Methods and Tools for NEED stage

Affinity Diagrams are part of the brainstorming process and help make connections and organize ideas into natural groupings. Organizations can use them to help achieve consensus on an issue and/or project idea.

Benchmarking compares an organization’s current state to how other related organizations are doing on indicators of interest. It helps identify and address potential gaps in practice.

The Change Process Form provides a series of questions to explore the current state of the organization, the driving and restraining forces of change, stakeholders potentially affected by the change, a risk/complexity matrix, a change schedule and a communication matrix.

Check Sheets help identify and track data on a particular issue or concern in the organization to identify the source of the problem.

The Customer-facing Remit Scale provides a series of questions to assess if organizations are meeting customer needs.

Fishbone Diagrams (also known as Cause and Effect Diagrams) help team members visually explore a problem and come to a consensus around the problem and its root causes.

The Six Strategic Steps for Situational Assessment outlines steps for conducting a situational assessment to inform planning decisions (e.g., setting priorities). It provides information about the population of interest, trends and issues that may affect the implementation strategy, and community wants/needs/assets.

Gap Analyses involve identifying and reviewing documentation for organizational practices/policies/procedures, facilitating in-person focus groups with key stakeholders, and reviewing these results to prioritize potential next steps.

The Instrinsic Motivation Scale measures employee intrinsic motivation and creativity.

Management by Objectives is a technique to help clearly define organizational objectives and ensure objectives are aligned between management, employees and other members of the organization.

The Nominal Group Technique (also known as Multivoting) helps teams come to a consensus on an issue or proposed solution by taking into consideration each individual’s importance rankings.

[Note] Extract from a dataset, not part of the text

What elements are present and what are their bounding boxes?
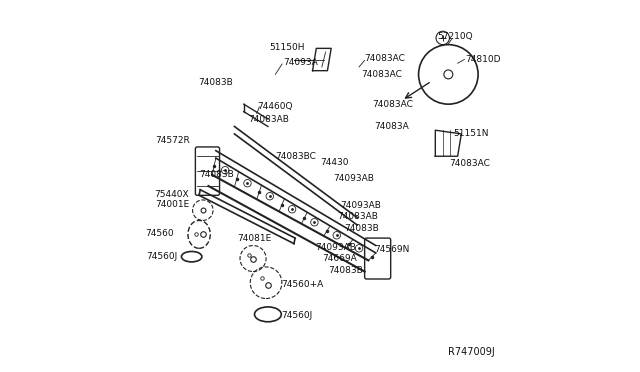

Pareto Analysis assesses different problems and causes in relation to their relative size and frequency to identify and focus on problems that offer the greatest potential for improvement. The Pareto Principle suggests that 20% of sources cause 80% of problems.

The Performance Improvement Momentum Assessment Tool (PIMAT) assesses the urgency and feasibility of implementing a change initiative.

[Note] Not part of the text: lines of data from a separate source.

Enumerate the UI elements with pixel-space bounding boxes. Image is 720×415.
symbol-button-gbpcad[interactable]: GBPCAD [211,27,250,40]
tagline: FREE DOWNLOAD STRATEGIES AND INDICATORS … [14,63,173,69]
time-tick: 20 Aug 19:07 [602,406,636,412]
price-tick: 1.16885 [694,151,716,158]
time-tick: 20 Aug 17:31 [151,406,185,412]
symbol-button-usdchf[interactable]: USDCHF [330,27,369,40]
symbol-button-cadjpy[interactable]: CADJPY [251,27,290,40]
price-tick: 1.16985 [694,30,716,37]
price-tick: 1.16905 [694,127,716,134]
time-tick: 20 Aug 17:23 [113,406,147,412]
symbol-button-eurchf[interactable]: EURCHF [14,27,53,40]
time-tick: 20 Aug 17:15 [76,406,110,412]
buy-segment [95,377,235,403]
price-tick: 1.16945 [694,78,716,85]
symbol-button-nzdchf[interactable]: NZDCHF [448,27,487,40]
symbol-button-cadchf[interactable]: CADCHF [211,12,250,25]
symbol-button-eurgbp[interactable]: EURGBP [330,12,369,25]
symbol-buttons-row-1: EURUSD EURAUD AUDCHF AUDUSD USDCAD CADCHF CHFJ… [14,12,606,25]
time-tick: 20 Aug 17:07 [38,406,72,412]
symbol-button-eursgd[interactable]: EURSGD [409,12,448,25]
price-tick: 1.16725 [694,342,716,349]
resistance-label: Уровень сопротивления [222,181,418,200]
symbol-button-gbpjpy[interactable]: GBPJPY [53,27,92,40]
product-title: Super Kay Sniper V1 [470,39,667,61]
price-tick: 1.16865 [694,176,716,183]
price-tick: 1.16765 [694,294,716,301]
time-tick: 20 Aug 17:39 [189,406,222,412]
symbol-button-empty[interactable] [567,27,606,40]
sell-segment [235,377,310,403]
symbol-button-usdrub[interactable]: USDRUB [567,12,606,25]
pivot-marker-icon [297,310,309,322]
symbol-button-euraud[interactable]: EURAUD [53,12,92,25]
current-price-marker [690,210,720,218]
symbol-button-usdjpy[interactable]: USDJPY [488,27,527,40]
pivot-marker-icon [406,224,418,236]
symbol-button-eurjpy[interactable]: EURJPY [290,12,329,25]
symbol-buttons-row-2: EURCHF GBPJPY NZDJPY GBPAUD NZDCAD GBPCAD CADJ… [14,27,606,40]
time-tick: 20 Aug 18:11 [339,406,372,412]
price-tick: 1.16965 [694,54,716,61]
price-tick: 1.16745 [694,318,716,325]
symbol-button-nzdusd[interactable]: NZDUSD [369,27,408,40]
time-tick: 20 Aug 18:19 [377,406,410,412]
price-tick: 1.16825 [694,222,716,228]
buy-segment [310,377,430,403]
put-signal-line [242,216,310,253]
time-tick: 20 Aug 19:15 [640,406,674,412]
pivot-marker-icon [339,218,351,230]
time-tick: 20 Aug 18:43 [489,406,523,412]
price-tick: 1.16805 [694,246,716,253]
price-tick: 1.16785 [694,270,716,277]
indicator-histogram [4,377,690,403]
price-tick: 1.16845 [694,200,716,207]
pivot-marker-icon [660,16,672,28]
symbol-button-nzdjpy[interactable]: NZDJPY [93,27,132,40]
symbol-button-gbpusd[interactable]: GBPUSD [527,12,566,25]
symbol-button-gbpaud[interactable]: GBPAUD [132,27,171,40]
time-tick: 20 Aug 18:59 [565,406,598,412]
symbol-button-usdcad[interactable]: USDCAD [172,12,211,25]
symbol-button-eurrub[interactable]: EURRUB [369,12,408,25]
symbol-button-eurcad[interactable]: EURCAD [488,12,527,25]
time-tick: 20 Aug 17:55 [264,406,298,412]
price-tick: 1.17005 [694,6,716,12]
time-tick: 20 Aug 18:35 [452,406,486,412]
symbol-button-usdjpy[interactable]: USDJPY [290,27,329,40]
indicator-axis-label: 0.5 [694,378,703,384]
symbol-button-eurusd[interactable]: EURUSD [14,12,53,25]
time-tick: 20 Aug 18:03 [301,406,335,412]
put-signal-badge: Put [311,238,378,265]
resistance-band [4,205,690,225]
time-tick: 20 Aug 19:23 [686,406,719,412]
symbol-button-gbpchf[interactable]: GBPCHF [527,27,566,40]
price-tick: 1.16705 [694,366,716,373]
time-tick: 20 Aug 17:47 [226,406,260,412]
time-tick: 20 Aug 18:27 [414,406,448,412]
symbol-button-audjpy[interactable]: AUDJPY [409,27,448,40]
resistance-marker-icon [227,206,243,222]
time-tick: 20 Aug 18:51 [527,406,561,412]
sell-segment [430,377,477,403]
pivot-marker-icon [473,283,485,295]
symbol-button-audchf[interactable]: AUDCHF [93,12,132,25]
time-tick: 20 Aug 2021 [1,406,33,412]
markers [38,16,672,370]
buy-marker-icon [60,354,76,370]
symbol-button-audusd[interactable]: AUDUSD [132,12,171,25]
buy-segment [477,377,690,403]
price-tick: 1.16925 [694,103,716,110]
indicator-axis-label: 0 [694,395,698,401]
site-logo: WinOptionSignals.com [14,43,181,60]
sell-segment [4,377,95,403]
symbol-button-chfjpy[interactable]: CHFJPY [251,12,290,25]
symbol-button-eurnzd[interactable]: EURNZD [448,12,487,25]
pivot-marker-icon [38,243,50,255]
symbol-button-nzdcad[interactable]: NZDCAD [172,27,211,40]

Radar Charts provide a way to visually illustrate gaps in current performance areas in relation to ideal performance areas. They can also help support priority setting for projects.

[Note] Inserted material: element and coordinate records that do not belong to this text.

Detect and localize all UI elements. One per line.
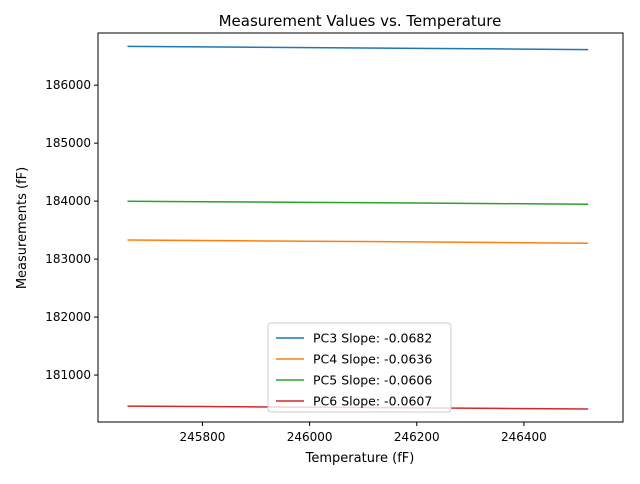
y-tick-label: 182000: [45, 310, 91, 324]
y-tick-label: 186000: [45, 78, 91, 92]
legend-box: [267, 322, 452, 413]
y-tick-label: 184000: [45, 194, 91, 208]
legend-label: PC4 Slope: -0.0636: [313, 352, 432, 367]
chart-title: Measurement Values vs. Temperature: [219, 12, 502, 30]
x-axis-label: Temperature (fF): [305, 451, 415, 466]
x-tick-label: 246400: [501, 430, 547, 444]
series-line-1: [127, 239, 589, 244]
y-axis: 181000 182000 183000 184000 185000 186000: [45, 78, 98, 382]
series-line-0: [127, 45, 589, 51]
y-tick-label: 183000: [45, 252, 91, 266]
y-axis-label: Measurements (fF): [15, 167, 30, 289]
y-tick-label: 181000: [45, 368, 91, 382]
legend: PC3 Slope: -0.0682 PC4 Slope: -0.0636 PC5 …: [267, 322, 452, 413]
x-tick-label: 246200: [394, 430, 440, 444]
plot-frame: [97, 32, 624, 423]
legend-label: PC6 Slope: -0.0607: [313, 394, 432, 409]
y-tick-label: 185000: [45, 136, 91, 150]
x-tick-label: 246000: [287, 430, 333, 444]
series-line-2: [127, 200, 589, 206]
x-axis: 245800 246000 246200 246400: [180, 422, 547, 444]
legend-label: PC5 Slope: -0.0606: [313, 373, 432, 388]
legend-label: PC3 Slope: -0.0682: [313, 331, 432, 346]
x-tick-label: 245800: [180, 430, 226, 444]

Run Charts look at trends and patterns over a specific time period and can help identify problems and test for special causes. They can also be used to monitor, compare and predict data trends.

Strategic Assumption Surfacing and Testing (SAST) is a process to identify underlying assumptions of a policy or plan in order to explore issues and develop solutions.

Swim Lane Maps (also known as Process Flow Diagrams) map processes and the interconnections between processes, departments and teams to help identify gaps and inefficiencies

SWOT Analysis identifies priorities for action in an organization. It provides clear descriptions of harmful or helpful forces to programs based on the organization’s strengths, weaknesses, opportunities and threats.